Amounts vary by buyer and by the value and complexity of the tender, typically ranging from a few hundred to a few thousand rupees, and sometimes more for large works. The NIT specifies the exact tender fee, the payment mode (online, DD, or portal gateway), and the account or head it must be paid to. Proof of payment is usually uploaded as part of the bid.
Several categories are commonly exempt from the tender fee. MSEs registered for the tendered item under Udyam or NSIC are generally exempt, as are DPIIT-recognised startups in many tenders. There is also a broader shift toward waiving or minimising document fees to widen competition, in line with the ease-of-doing-business direction of procurement policy.
Because the tender fee is non-refundable, it is effectively a sunk cost the moment you decide to bid — you do not get it back whether you win, lose, or even withdraw. This makes disciplined go/no-go decisions worthwhile: paying tender fees across dozens of tenders you were never going to win quietly adds up to real money over a year.
In a three-cover bid, proof of tender-fee payment usually sits in the first cover alongside the EMD, and a missing or incorrect fee payment can get your bid rejected before the technical stage. Always confirm the exact amount and payment channel in the NIT, keep the transaction receipt, and attach it in the correct place in your submission.
BidShakti extracts the tender fee and any exemption you qualify for into the go/no-go summary, so you know the cost of entry — and whether your MSE or startup status waives it — before you commit. By scoring which tenders are genuinely winnable, it also cuts the money you would otherwise waste on non-refundable fees for bids you had little chance of winning.
Frequently asked questions
What is a tender fee?
A tender fee is a non-refundable charge paid to access a tender document and submit a bid, also called a document or processing fee.
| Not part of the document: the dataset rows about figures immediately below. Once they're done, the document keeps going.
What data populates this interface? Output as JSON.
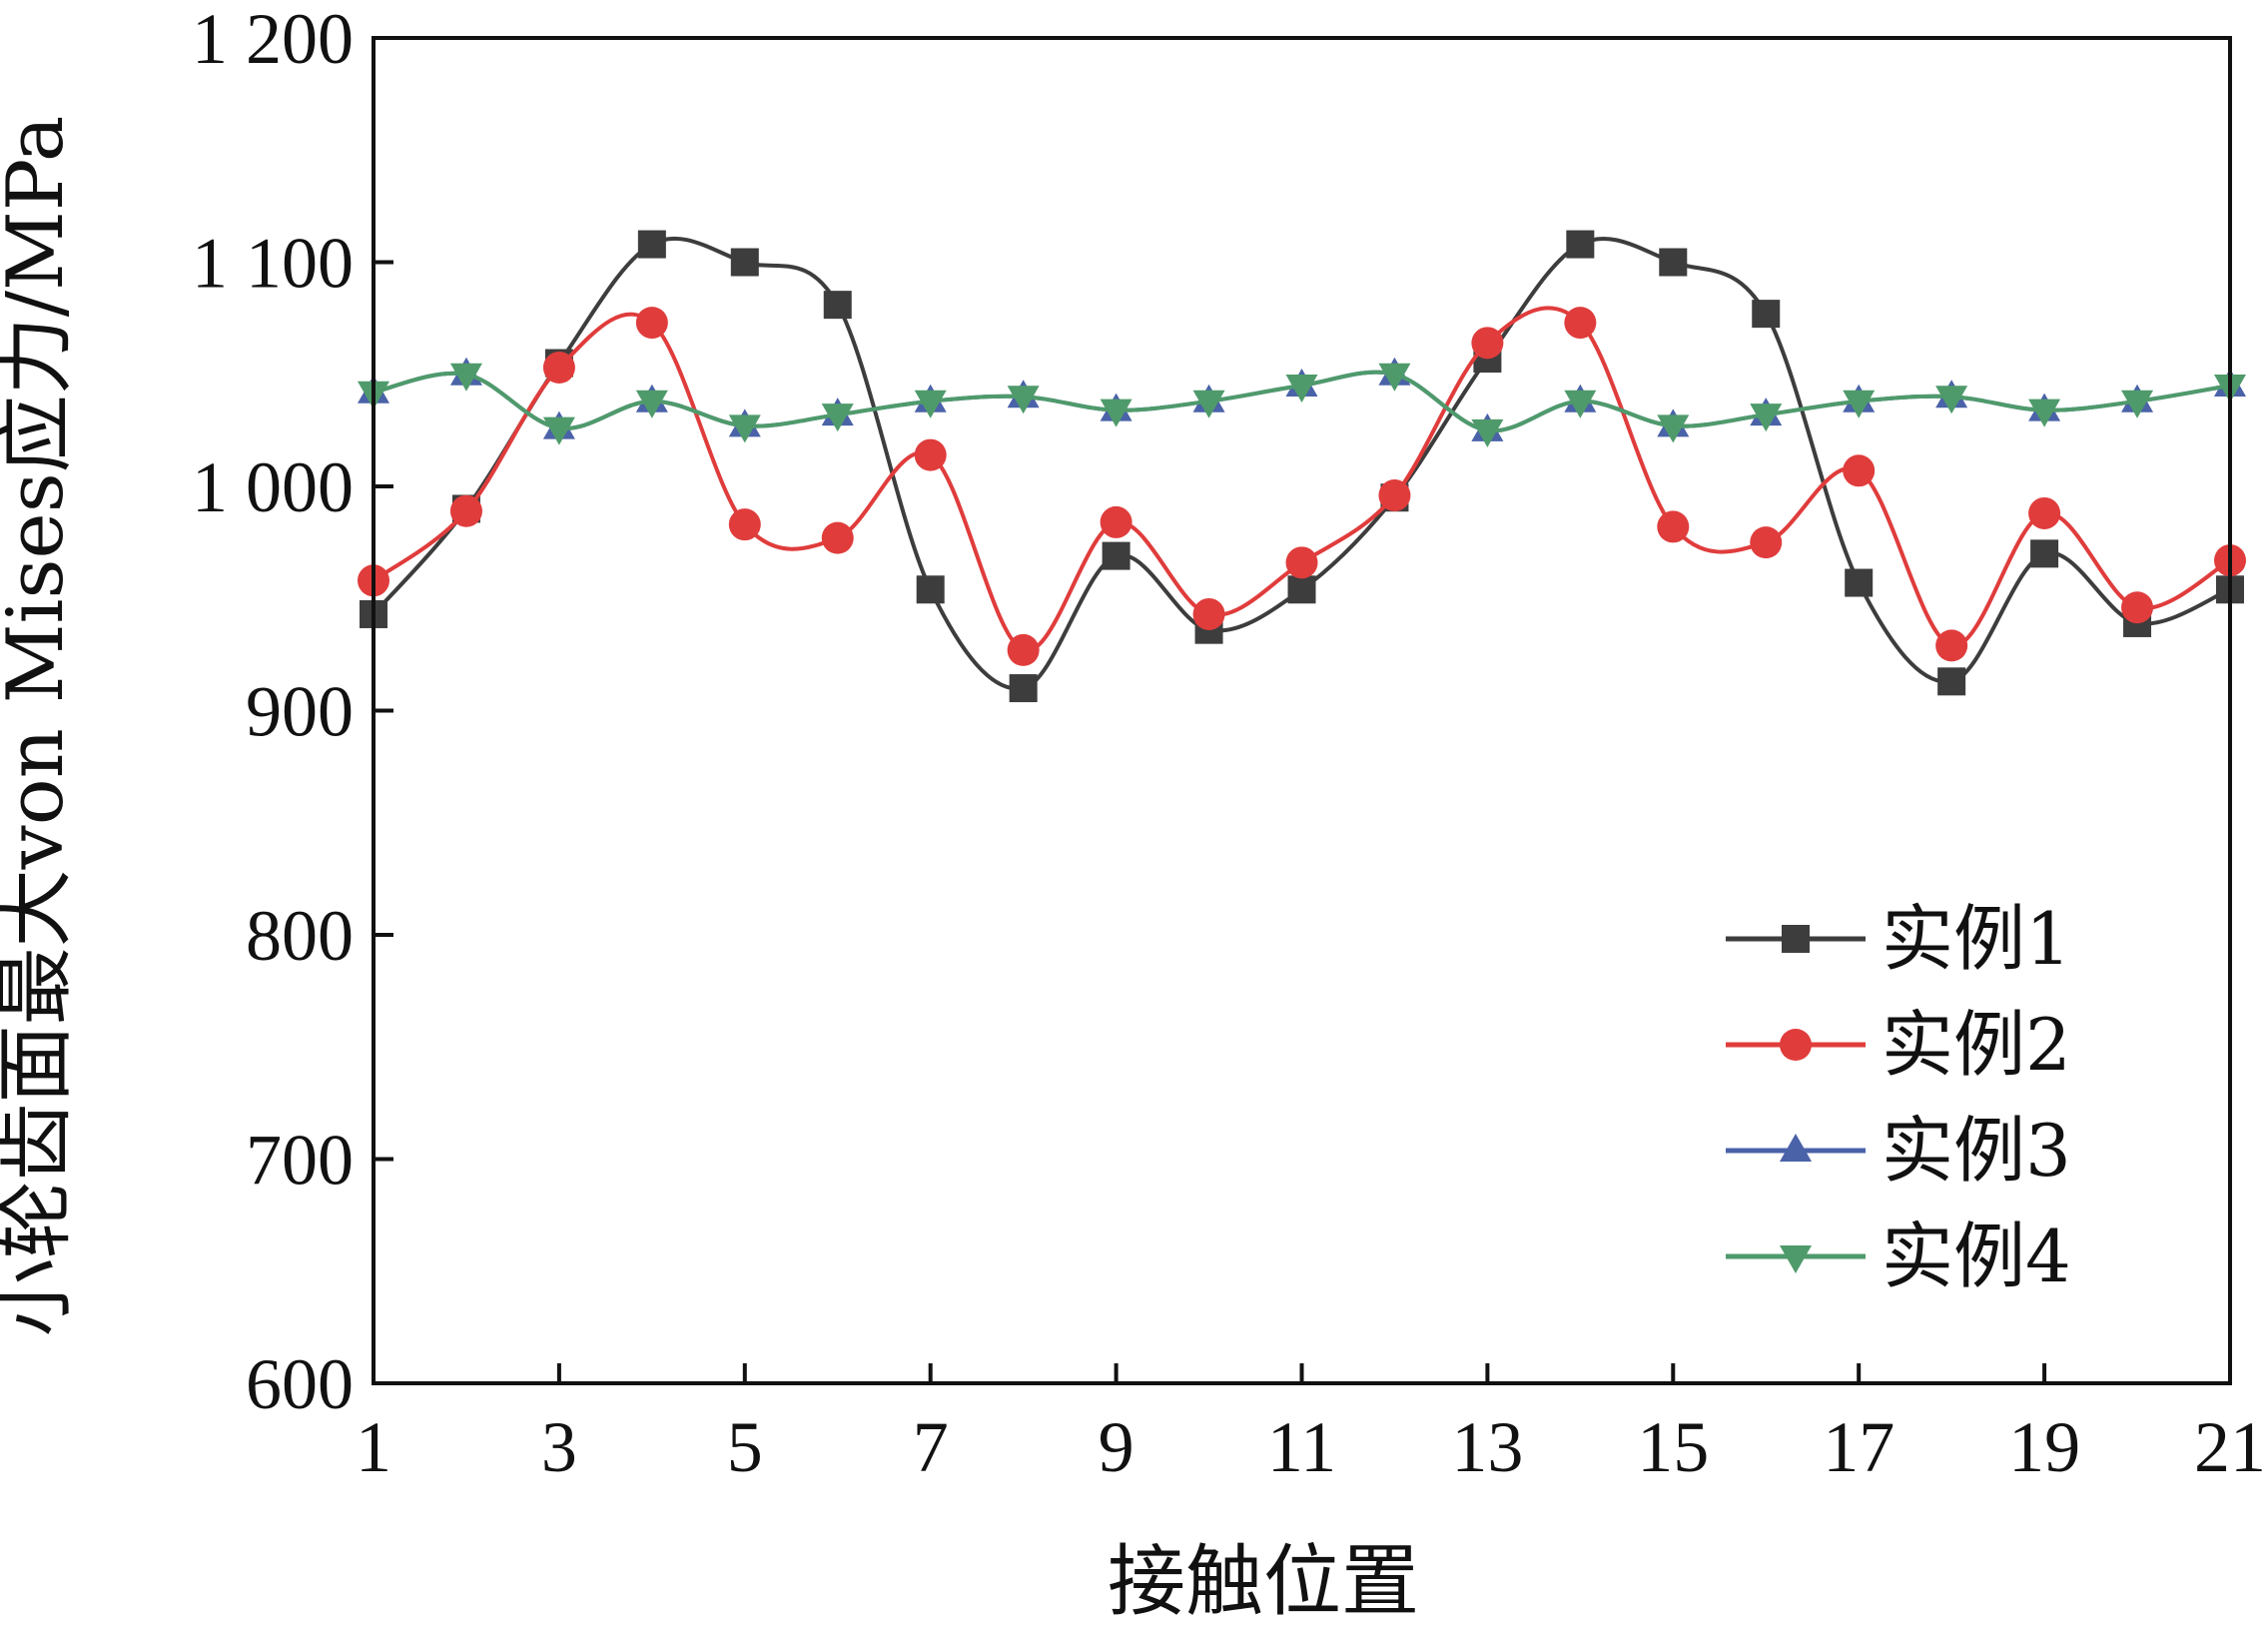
{
  "chart_data": {
    "type": "line",
    "title": "",
    "xlabel": "接触位置",
    "ylabel": "小轮齿面最大von Mises应力/MPa",
    "xlim": [
      1,
      21
    ],
    "ylim": [
      600,
      1200
    ],
    "x_ticks": [
      1,
      3,
      5,
      7,
      9,
      11,
      13,
      15,
      17,
      19,
      21
    ],
    "x_tick_labels": [
      "1",
      "3",
      "5",
      "7",
      "9",
      "11",
      "13",
      "15",
      "17",
      "19",
      "21"
    ],
    "y_ticks": [
      600,
      700,
      800,
      900,
      1000,
      1100,
      1200
    ],
    "y_tick_labels": [
      "600",
      "700",
      "800",
      "900",
      "1 000",
      "1 100",
      "1 200"
    ],
    "grid": false,
    "legend_position": "bottom-right",
    "x": [
      1,
      2,
      3,
      4,
      5,
      6,
      7,
      8,
      9,
      10,
      11,
      12,
      13,
      14,
      15,
      16,
      17,
      18,
      19,
      20,
      21
    ],
    "series": [
      {
        "name": "实例1",
        "color": "#3d3d3d",
        "marker": "square",
        "values": [
          943,
          990,
          1055,
          1108,
          1100,
          1081,
          954,
          910,
          969,
          936,
          954,
          995,
          1057,
          1108,
          1100,
          1077,
          957,
          913,
          970,
          939,
          954
        ]
      },
      {
        "name": "实例2",
        "color": "#e03c3c",
        "marker": "circle",
        "values": [
          958,
          989,
          1053,
          1073,
          983,
          977,
          1014,
          927,
          984,
          943,
          966,
          996,
          1064,
          1073,
          982,
          975,
          1007,
          929,
          988,
          946,
          967
        ]
      },
      {
        "name": "实例3",
        "color": "#4a62a8",
        "marker": "triangle-up",
        "values": [
          1042,
          1050,
          1026,
          1038,
          1027,
          1032,
          1038,
          1040,
          1034,
          1038,
          1045,
          1050,
          1025,
          1038,
          1027,
          1032,
          1038,
          1040,
          1034,
          1038,
          1045
        ]
      },
      {
        "name": "实例4",
        "color": "#4f9a6b",
        "marker": "triangle-down",
        "values": [
          1042,
          1050,
          1026,
          1038,
          1027,
          1032,
          1038,
          1040,
          1034,
          1038,
          1045,
          1050,
          1025,
          1038,
          1027,
          1032,
          1038,
          1040,
          1034,
          1038,
          1045
        ]
      }
    ]
  }
}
Is the tender fee refundable?
No. Unlike EMD, the tender fee is never refunded, whether you win, lose or withdraw the bid.
What is the difference between tender fee and EMD?
Tender fee is a non-refundable participation charge; EMD is a refundable security against a bidder backing out of its bid.
Who is exempt from tender fee?
MSEs registered for the tendered item and, in many tenders, DPIIT-recognised startups are commonly exempt from the tender document fee.